San Diego

Austrian-born oceanographer Walter Munk has never forgotten the false allegations of Nazi sympathies that prompted the US government to strip him and his mentor of their security clearances six decades ago.

A disclosure of government files has now confirmed the thinness of the case prepared against the two by J. Edgar Hoover, director of the Federal Bureau of Investigation (FBI).

Munk is keen to tell his story to today's scientists — some of whom may also find their loyalties questioned on the basis of their ethnic origins. He has recently published an account of the events (Oceanography 15, No. 4, 7; 2002), after obtaining his case files under a Freedom of Information Act request.

Munk and his Norwegian mentor, Harald Sverdrup, lost their clearances in 1942, while working at the Scripps Institution of Oceanography (SIO) in La Jolla, California. The duo was involved in a wave-prediction model that was crucial in aiding the US Navy's first amphibious landing of the war in North Africa.

Sverdrup, a prominent Norwegian oceanographer who was the SIO's director from 1936 to 1948, never again received full security clearance, although he acted as a government consultant on military projects. He died in Norway in 1957, never knowing why his clearance had been withdrawn.

Munk, now aged 85, won back his military security clearance soon after it was pulled — helped by leading scientists who wrote to the government on behalf of the duo — and is still a senior SIO researcher.

Records held by the Navy and FBI show that the clearances were withdrawn as a result of statements from two now-dead faculty colleagues at Scripps — bacteriologist Claude ZoBell and biochemist Denis Fox — and of some other acquaintances.

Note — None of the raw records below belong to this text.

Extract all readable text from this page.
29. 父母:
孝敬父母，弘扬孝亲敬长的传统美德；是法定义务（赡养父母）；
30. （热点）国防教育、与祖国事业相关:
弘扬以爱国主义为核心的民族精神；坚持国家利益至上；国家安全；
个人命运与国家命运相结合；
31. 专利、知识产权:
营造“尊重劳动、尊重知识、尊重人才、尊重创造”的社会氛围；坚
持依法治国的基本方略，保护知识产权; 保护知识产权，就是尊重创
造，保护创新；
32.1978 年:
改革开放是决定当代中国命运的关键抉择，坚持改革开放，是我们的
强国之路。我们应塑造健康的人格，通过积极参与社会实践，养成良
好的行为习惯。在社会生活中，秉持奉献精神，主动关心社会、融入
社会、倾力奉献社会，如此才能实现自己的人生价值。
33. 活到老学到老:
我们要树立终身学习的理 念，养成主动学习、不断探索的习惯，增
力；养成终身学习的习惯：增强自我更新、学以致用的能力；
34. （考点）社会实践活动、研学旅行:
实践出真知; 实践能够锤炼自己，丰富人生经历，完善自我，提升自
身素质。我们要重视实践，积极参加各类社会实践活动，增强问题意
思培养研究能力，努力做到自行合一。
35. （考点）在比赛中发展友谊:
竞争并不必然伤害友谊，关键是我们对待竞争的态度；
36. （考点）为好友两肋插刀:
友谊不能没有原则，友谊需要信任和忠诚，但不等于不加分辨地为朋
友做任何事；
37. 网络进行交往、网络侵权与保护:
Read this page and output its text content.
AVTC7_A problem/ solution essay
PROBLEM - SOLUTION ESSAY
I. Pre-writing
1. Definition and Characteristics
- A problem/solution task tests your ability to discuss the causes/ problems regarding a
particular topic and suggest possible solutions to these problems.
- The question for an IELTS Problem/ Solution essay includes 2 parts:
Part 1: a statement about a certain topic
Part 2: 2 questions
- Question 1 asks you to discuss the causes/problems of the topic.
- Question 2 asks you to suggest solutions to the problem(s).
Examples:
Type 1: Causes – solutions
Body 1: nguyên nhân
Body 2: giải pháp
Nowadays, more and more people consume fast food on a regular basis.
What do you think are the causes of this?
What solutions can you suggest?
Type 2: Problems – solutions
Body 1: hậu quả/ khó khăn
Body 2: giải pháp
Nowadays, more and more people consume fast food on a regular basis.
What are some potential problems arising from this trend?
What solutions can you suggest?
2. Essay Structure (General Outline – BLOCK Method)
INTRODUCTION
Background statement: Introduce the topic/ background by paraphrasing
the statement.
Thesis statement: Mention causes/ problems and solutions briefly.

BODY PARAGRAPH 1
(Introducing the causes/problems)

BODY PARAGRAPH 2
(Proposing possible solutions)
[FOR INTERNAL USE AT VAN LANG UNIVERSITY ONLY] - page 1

Munk and Naomi Oreskes, an Earth-science historian at Scripps who has also written about the affair, believe that the investigation may have been driven by grudges arising from Sverdrup's leadership of Scripps. There was no evidence of Nazi collaboration or misdeeds in the files, only records of the informants' testimony, possibly based on the fact that the two were foreign and spoke German.

Munk was “amazed” on reading the sum of the evidence against him and Sverdrup, he says. The investigating agencies “deprived the country of needed talents and put the careers of several individuals in jeopardy”, Munk writes in his article.

Oreskes and Ronald Rainger, a historian at Texas Tech University in Lubbock, asserted in an article on the affair (Stud. Hist. Phil. Mod. Phys. 31, 309–369; 2000) that the probe helped to create a framework for subsequent government investigations of physicists, including Robert Oppenheimer, engaged in the Manhattan Project to build the atom bomb. “In matters of loyalty, the burden of proof was on the accused, not the accuser,” they say.